An 81-year-old woman died after setting herself on fire in her bedroom as a demolition team led by local officials were trying to knock down her home, Chinese media reported Wednesday.
It is one of several recent self-immolation cases related to property seizures in China. Some of the most passionate protests in the authoritarian country have been against local officials who have taken people's houses, often with little or no compensation, to make way for development.
Financial magazine Caijing said Wang Liushi died after self-immolating on Nov. 3 in her family's house in central Henan province.
It said the Erqi district party committee propaganda department said her home had been illegally constructed and issued a demolition order. Caijing quoted an unnamed lawyer for the family as saying the house was built more than 10 years ago and the government only said recently it was illegal.
The Southern Metropolis newspaper quoted Wang's son, Wang Haorong, as saying officials from Zhengzhou city council and the Erqi Law Enforcement Bureau and a demolition team of about 300 came to the family's house.
The paper said Wang's son and daughter-in-law climbed onto the roof and poured gasoline over themselves in a bid to stop the demolition team.
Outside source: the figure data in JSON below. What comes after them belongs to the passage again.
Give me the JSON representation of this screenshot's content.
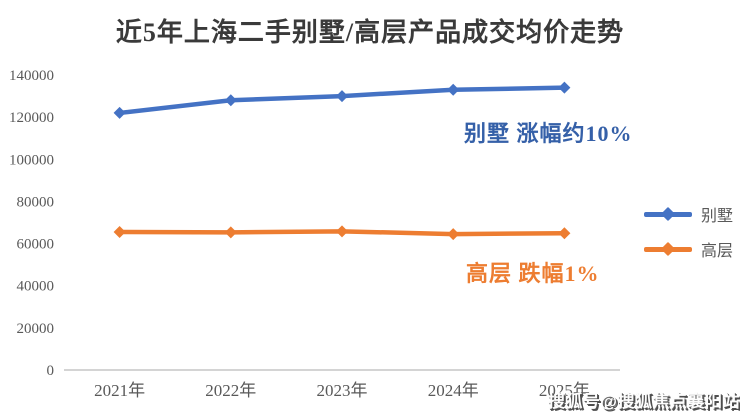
{
  "title": "近5年上海二手别墅/高层产品成交均价走势",
  "chart_data": {
    "type": "line",
    "categories": [
      "2021年",
      "2022年",
      "2023年",
      "2024年",
      "2025年"
    ],
    "series": [
      {
        "name": "别墅",
        "color": "#4472C4",
        "values": [
          122000,
          128000,
          130000,
          133000,
          134000
        ]
      },
      {
        "name": "高层",
        "color": "#ED7D31",
        "values": [
          65500,
          65300,
          65800,
          64500,
          64900
        ]
      }
    ],
    "title": "近5年上海二手别墅/高层产品成交均价走势",
    "xlabel": "",
    "ylabel": "",
    "ylim": [
      0,
      140000
    ],
    "yticks": [
      0,
      20000,
      40000,
      60000,
      80000,
      100000,
      120000,
      140000
    ],
    "grid": false,
    "legend_position": "right",
    "marker": "diamond",
    "annotations": [
      {
        "text": "别墅 涨幅约10%",
        "color": "#3560A8",
        "series": "别墅"
      },
      {
        "text": "高层 跌幅1%",
        "color": "#ED7D31",
        "series": "高层"
      }
    ]
  },
  "legend": {
    "items": [
      {
        "label": "别墅",
        "color": "#4472C4"
      },
      {
        "label": "高层",
        "color": "#ED7D31"
      }
    ]
  },
  "annotations": {
    "villa": "别墅 涨幅约10%",
    "highrise": "高层 跌幅1%"
  },
  "watermark": "搜狐号@搜狐焦点襄阳站",
  "colors": {
    "villa_line": "#4472C4",
    "highrise_line": "#ED7D31",
    "villa_annotation": "#3560A8",
    "highrise_annotation": "#ED7D31",
    "axis_text": "#595959",
    "axis_line": "#C6C6C6",
    "title_text": "#3A3A3A"
  }
}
The daughter-in-law said she heard a loud noise and saw heavy smoke coming out of Wang's room.
An official at the propaganda department of the Communist Party's branch in Zhengzhou confirmed one death but said it was a "fire accident."
The official, who would give only his surname Jia as is common in China, said the family told police they were storing gasoline because they had a generator. He said 16 firefighters rushed to the scene, extinguished the fire and found Wang's body.
Caijing and Southern Metropolis said the victim's son and daughter-in-law were detained for 10 days for disturbing public order. Southern Metropolis said six family members were initially detained after Wang's death, including her granddaughter and 2-year-old great-grandson, who were released the same day.
Although not related, the incident comes on the heels of 11 self-immolations in China in recent months involving monks, former monks and nuns protesting Chinese rule in Tibet.